Spiraling out from this interest in artificial realities, several graduates look to landscape and architecture, often seemingly devoid of human influence, to investigate the ways that our environments have been fabricated by memory, ideology or history. In Looking for Spirit, Lucea Spinelli questions the power of Catholic iconography in realistic yet uncanny details of church architecture and décor. Cheng Gong articulates the ten precepts of Buddhism by staging elaborate still-life scenes that bring Eastern objects and ideas into Western settings. Yi Chen’s Nearly Natural addresses the thin line between nature and artifice in urban environments, exploring the ways that lived reality is engineered through landscape design and architecture. In Professional Amateur Junyan Hou examines our relationship with nature, using rock climbing as a lens for the grace and labor through which people grapple with the raw power and beauty of the outdoors. In Another Possibility of Light, Wanki Min combines images of cities, people and landscapes with astronomical photographs of the night sky, contrasting the scale of cosmic time with that of our daily lives. The dreamlike, staged scenes in Chongdao Ma’s A Time to Live, a Time to Die reflect on the artist’s nostalgia for youthful fantasies, now complicated by the process of growing older.
As part of this exhibition, there will be a screening of At Home on the Road with an intro by SVA Thesis Critique faculty member Laura Parnes on Friday June 21. At Home on the Road features seven moving image works that thematically encompass the analysis of one’s own upbringing and the desire to contemplate and explore nostalgia for physical and mental landscapes.
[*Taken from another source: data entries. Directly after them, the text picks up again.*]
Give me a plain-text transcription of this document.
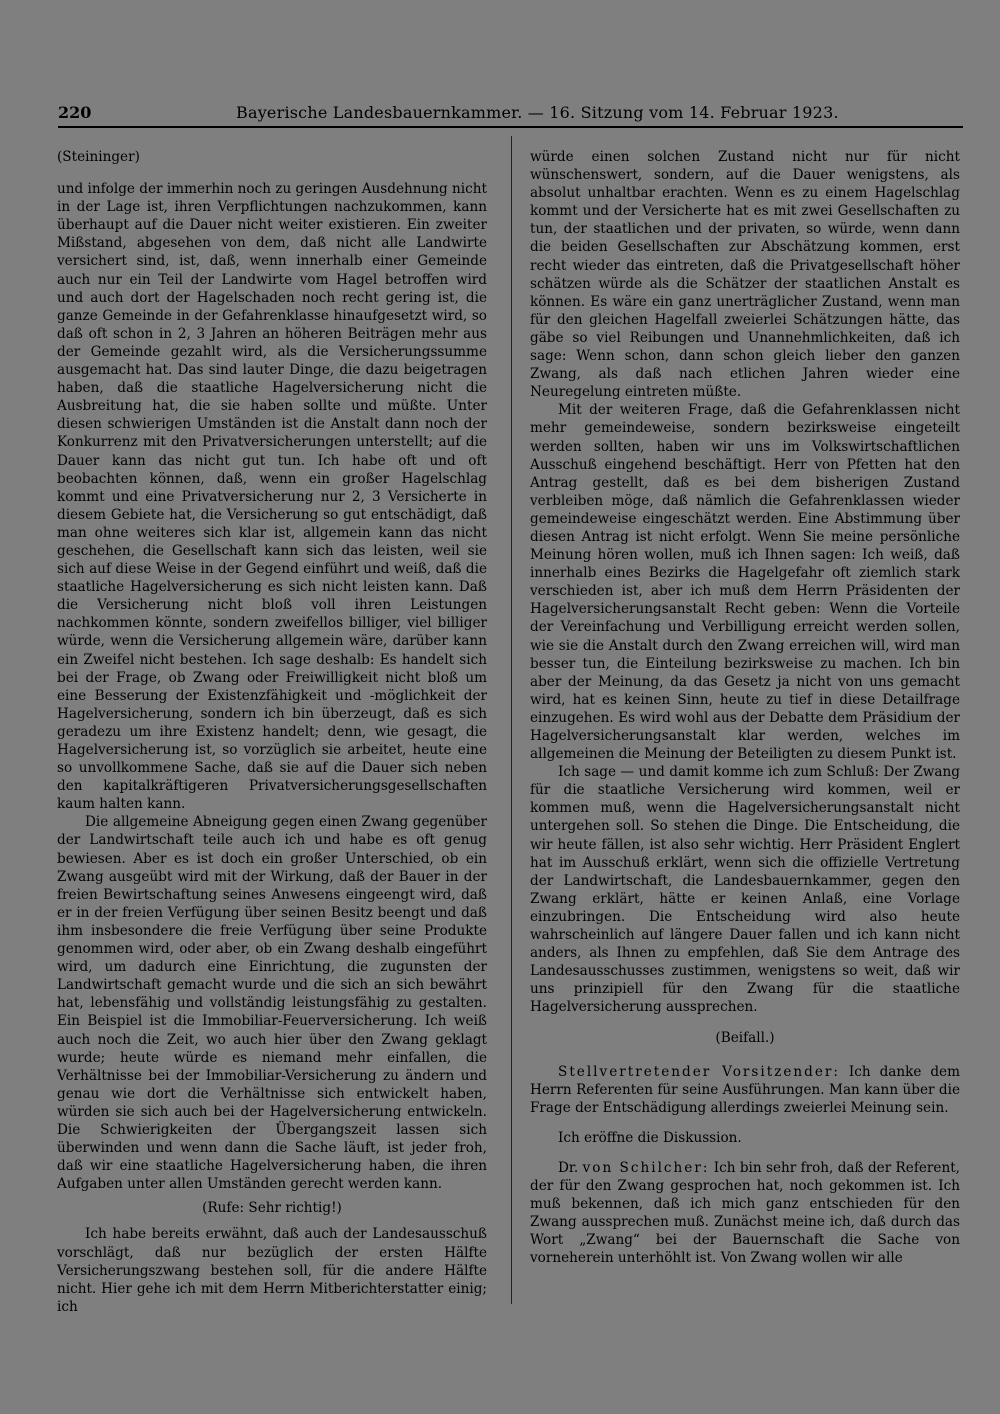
220	Bayerische Landesbauernkammer. — 16. Sitzung vom 14. Februar 1923.

(Steininger)

und infolge der immerhin noch zu geringen Ausdehnung nicht in der Lage ist, ihren Verpflichtungen nachzukommen, kann überhaupt auf die Dauer nicht weiter existieren. Ein zweiter Mißstand, abgesehen von dem, daß nicht alle Landwirte versichert sind, ist, daß, wenn innerhalb einer Gemeinde auch nur ein Teil der Landwirte vom Hagel betroffen wird und auch dort der Hagelschaden noch recht gering ist, die ganze Gemeinde in der Gefahrenklasse hinaufgesetzt wird, so daß oft schon in 2, 3 Jahren an höheren Beiträgen mehr aus der Gemeinde gezahlt wird, als die Versicherungssumme ausgemacht hat. Das sind lauter Dinge, die dazu beigetragen haben, daß die staatliche Hagelversicherung nicht die Ausbreitung hat, die sie haben sollte und müßte. Unter diesen schwierigen Umständen ist die Anstalt dann noch der Konkurrenz mit den Privatversicherungen unterstellt; auf die Dauer kann das nicht gut tun. Ich habe oft und oft beobachten können, daß, wenn ein großer Hagelschlag kommt und eine Privatversicherung nur 2, 3 Versicherte in diesem Gebiete hat, die Versicherung so gut entschädigt, daß man ohne weiteres sich klar ist, allgemein kann das nicht geschehen, die Gesellschaft kann sich das leisten, weil sie sich auf diese Weise in der Gegend einführt und weiß, daß die staatliche Hagelversicherung es sich nicht leisten kann. Daß die Versicherung nicht bloß voll ihren Leistungen nachkommen könnte, sondern zweifellos billiger, viel billiger würde, wenn die Versicherung allgemein wäre, darüber kann ein Zweifel nicht bestehen. Ich sage deshalb: Es handelt sich bei der Frage, ob Zwang oder Freiwilligkeit nicht bloß um eine Besserung der Existenzfähigkeit und -möglichkeit der Hagelversicherung, sondern ich bin überzeugt, daß es sich geradezu um ihre Existenz handelt; denn, wie gesagt, die Hagelversicherung ist, so vorzüglich sie arbeitet, heute eine so unvollkommene Sache, daß sie auf die Dauer sich neben den kapitalkräftigeren Privatversicherungsgesellschaften kaum halten kann.

Die allgemeine Abneigung gegen einen Zwang gegenüber der Landwirtschaft teile auch ich und habe es oft genug bewiesen. Aber es ist doch ein großer Unterschied, ob ein Zwang ausgeübt wird mit der Wirkung, daß der Bauer in der freien Bewirtschaftung seines Anwesens eingeengt wird, daß er in der freien Verfügung über seinen Besitz beengt und daß ihm insbesondere die freie Verfügung über seine Produkte genommen wird, oder aber, ob ein Zwang deshalb eingeführt wird, um dadurch eine Einrichtung, die zugunsten der Landwirtschaft gemacht wurde und die sich an sich bewährt hat, lebensfähig und vollständig leistungsfähig zu gestalten. Ein Beispiel ist die Immobiliar-Feuerversicherung. Ich weiß auch noch die Zeit, wo auch hier über den Zwang geklagt wurde; heute würde es niemand mehr einfallen, die Verhältnisse bei der Immobiliar-Versicherung zu ändern und genau wie dort die Verhältnisse sich entwickelt haben, würden sie sich auch bei der Hagelversicherung entwickeln. Die Schwierigkeiten der Übergangszeit lassen sich überwinden und wenn dann die Sache läuft, ist jeder froh, daß wir eine staatliche Hagelversicherung haben, die ihren Aufgaben unter allen Umständen gerecht werden kann.

(Rufe: Sehr richtig!)

Ich habe bereits erwähnt, daß auch der Landesausschuß vorschlägt, daß nur bezüglich der ersten Hälfte Versicherungszwang bestehen soll, für die andere Hälfte nicht. Hier gehe ich mit dem Herrn Mitberichterstatter einig; ich

würde einen solchen Zustand nicht nur für nicht wünschenswert, sondern, auf die Dauer wenigstens, als absolut unhaltbar erachten. Wenn es zu einem Hagelschlag kommt und der Versicherte hat es mit zwei Gesellschaften zu tun, der staatlichen und der privaten, so würde, wenn dann die beiden Gesellschaften zur Abschätzung kommen, erst recht wieder das eintreten, daß die Privatgesellschaft höher schätzen würde als die Schätzer der staatlichen Anstalt es können. Es wäre ein ganz unerträglicher Zustand, wenn man für den gleichen Hagelfall zweierlei Schätzungen hätte, das gäbe so viel Reibungen und Unannehmlichkeiten, daß ich sage: Wenn schon, dann schon gleich lieber den ganzen Zwang, als daß nach etlichen Jahren wieder eine Neuregelung eintreten müßte.

Mit der weiteren Frage, daß die Gefahrenklassen nicht mehr gemeindeweise, sondern bezirksweise eingeteilt werden sollten, haben wir uns im Volkswirtschaftlichen Ausschuß eingehend beschäftigt. Herr von Pfetten hat den Antrag gestellt, daß es bei dem bisherigen Zustand verbleiben möge, daß nämlich die Gefahrenklassen wieder gemeindeweise eingeschätzt werden. Eine Abstimmung über diesen Antrag ist nicht erfolgt. Wenn Sie meine persönliche Meinung hören wollen, muß ich Ihnen sagen: Ich weiß, daß innerhalb eines Bezirks die Hagelgefahr oft ziemlich stark verschieden ist, aber ich muß dem Herrn Präsidenten der Hagelversicherungsanstalt Recht geben: Wenn die Vorteile der Vereinfachung und Verbilligung erreicht werden sollen, wie sie die Anstalt durch den Zwang erreichen will, wird man besser tun, die Einteilung bezirksweise zu machen. Ich bin aber der Meinung, da das Gesetz ja nicht von uns gemacht wird, hat es keinen Sinn, heute zu tief in diese Detailfrage einzugehen. Es wird wohl aus der Debatte dem Präsidium der Hagelversicherungsanstalt klar werden, welches im allgemeinen die Meinung der Beteiligten zu diesem Punkt ist.

Ich sage — und damit komme ich zum Schluß: Der Zwang für die staatliche Versicherung wird kommen, weil er kommen muß, wenn die Hagelversicherungsanstalt nicht untergehen soll. So stehen die Dinge. Die Entscheidung, die wir heute fällen, ist also sehr wichtig. Herr Präsident Englert hat im Ausschuß erklärt, wenn sich die offizielle Vertretung der Landwirtschaft, die Landesbauernkammer, gegen den Zwang erklärt, hätte er keinen Anlaß, eine Vorlage einzubringen. Die Entscheidung wird also heute wahrscheinlich auf längere Dauer fallen und ich kann nicht anders, als Ihnen zu empfehlen, daß Sie dem Antrage des Landesausschusses zustimmen, wenigstens so weit, daß wir uns prinzipiell für den Zwang für die staatliche Hagelversicherung aussprechen.

(Beifall.)

Stellvertretender Vorsitzender: Ich danke dem Herrn Referenten für seine Ausführungen. Man kann über die Frage der Entschädigung allerdings zweierlei Meinung sein.

Ich eröffne die Diskussion.

Dr. von Schilcher: Ich bin sehr froh, daß der Referent, der für den Zwang gesprochen hat, noch gekommen ist. Ich muß bekennen, daß ich mich ganz entschieden für den Zwang aussprechen muß. Zunächst meine ich, daß durch das Wort „Zwang“ bei der Bauernschaft die Sache von vorneherein unterhöhlt ist. Von Zwang wollen wir alle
While some work focuses on the physical return to home, like The First Line of China by Hanwen Zhang and Sara’s Galapagos by Sara Arno, other visions of home are more abstract, like in Yin Xueqing’s Fiction About Country C. Other works discuss displacement and the absence of home; Livia di Lucia’s Three of Us and Jonathan Ellis’s ode to the cross-country voyage, Witness American. Self-examinations continue with Raquel Salazar’s piece The Circle of Altruism, where helping others becomes the way to care for oneself. And finally, a home world completely contrived inside the artist’s brain, To be Continued by Zheng Zhang, is an animated 3D space that exemplifies a new reality facing the next generation of lens-based creative thinkers.